Economists sometimes differentiate between “normal” and inherent/knightian uncertainty (the former is also sometimes referred to as “risk”) (see here. “Normal” uncertainty or risk refers to a decision under conditions of known probabilities. (For example a (fair) coin flip: you know that there is a 50/50 chance the coin will land heads-up.) Inherent or knightian uncertainty refers to a decision under conditions of unknown probabilities; you don’t even know what your probability distribution should look like, potentially because you are not even sure what the space of possible future states are. 

If you, like me, believe in a deterministic universe, you might struggle with the concept of knightian uncertainty. What does it mean, you might ask, to be “inherently unpredictable”? This confusion remains for me until we define inherent uncertainty as being relative to an agent’s epistemic situation (i.e. as being subjective). 

There is an obvious link between (subjective) inherent uncertainty and bounded rationality. The subjective boundedness of a decision maker imposes additional constraints on decision making, beyond the axioms of rational choice, turning decisions of risks into decisions of inherent subjective uncertainty. 

One might ask: will a superintelligent AI experience inherent uncertainty, or will it be able to treat any decisions as a decision under risk?
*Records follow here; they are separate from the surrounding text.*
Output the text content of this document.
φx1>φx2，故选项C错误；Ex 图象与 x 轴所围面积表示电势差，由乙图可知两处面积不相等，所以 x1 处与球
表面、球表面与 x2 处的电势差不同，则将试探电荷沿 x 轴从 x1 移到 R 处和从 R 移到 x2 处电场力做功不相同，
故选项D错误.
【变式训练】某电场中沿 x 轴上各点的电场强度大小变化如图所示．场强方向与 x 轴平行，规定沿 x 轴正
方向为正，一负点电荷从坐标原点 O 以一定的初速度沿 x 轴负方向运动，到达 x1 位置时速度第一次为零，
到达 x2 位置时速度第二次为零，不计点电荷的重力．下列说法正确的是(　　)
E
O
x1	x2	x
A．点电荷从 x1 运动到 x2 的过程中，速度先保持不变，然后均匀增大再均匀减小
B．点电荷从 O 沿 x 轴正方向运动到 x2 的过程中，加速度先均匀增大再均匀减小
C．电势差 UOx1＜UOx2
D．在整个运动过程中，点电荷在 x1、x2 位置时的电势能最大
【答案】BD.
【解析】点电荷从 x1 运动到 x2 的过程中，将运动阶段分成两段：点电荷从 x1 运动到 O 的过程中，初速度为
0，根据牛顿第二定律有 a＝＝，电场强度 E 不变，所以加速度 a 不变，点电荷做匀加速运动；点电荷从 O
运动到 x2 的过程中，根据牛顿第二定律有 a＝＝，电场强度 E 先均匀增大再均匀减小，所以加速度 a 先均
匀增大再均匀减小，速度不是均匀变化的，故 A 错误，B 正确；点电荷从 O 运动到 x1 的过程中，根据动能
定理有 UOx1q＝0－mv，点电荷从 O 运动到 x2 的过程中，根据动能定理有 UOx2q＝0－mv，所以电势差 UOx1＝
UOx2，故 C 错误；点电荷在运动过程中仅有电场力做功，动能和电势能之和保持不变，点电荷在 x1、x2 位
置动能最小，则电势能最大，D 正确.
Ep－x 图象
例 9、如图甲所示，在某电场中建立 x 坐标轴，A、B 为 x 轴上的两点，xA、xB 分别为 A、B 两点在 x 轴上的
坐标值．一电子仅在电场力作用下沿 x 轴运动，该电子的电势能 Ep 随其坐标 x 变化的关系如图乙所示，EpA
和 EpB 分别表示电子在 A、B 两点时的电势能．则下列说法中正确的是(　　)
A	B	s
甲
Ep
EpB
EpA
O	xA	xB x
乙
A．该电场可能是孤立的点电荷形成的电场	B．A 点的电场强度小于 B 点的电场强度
It seems to be quite common to expect that strong AI will be rational in the sense of being able to treat all decisions as decisions under risk. However, that doesn’t seem right to me. 

Conceptualizing bounded rationality as relative to a decision environment informs how to think about the decision-making of intelligent agents. We want to understand how AI makes decisions. Instead of asking whether or not some AI system makes decisions conforming with the axioms of rational choice, a better starting point might be to ask: relative to what problem and environment is the AI making its decisions? 

This can nuance how we think about the promise of strong AI solving all our problems for us, and doing so in a way that is, unlike with human decision makers, free of irrationalities and biases. 

Many of the most decision environments with the most real-world consequences (e.g. the economy, policy-making and governance) are complex social systems. These systems depict non-linearity, meaning that the slightest differences in initial condition can result in large differences later on. What sort of epistemic position would an intelligent system need to be in to be able to treat decisions within such complex systems as decisions under risk? This reflection makes me sceptical of some of the more simplistic scenarios of how strong AI will navigate the real world. 

One, albeit speculative, caveat seems worth mentioning: this inherent epistemic challenge could compel a powerful AI to try to reduce the complexity of the real-world, thereby making it more controllable. (This is, in part, what we can already see with things like the Youtube recommender algorithm.) Social complexity is a primary mark of modern society, thus the prospect of having a strong system trying to radically reduce complexity in the world seems worrisome.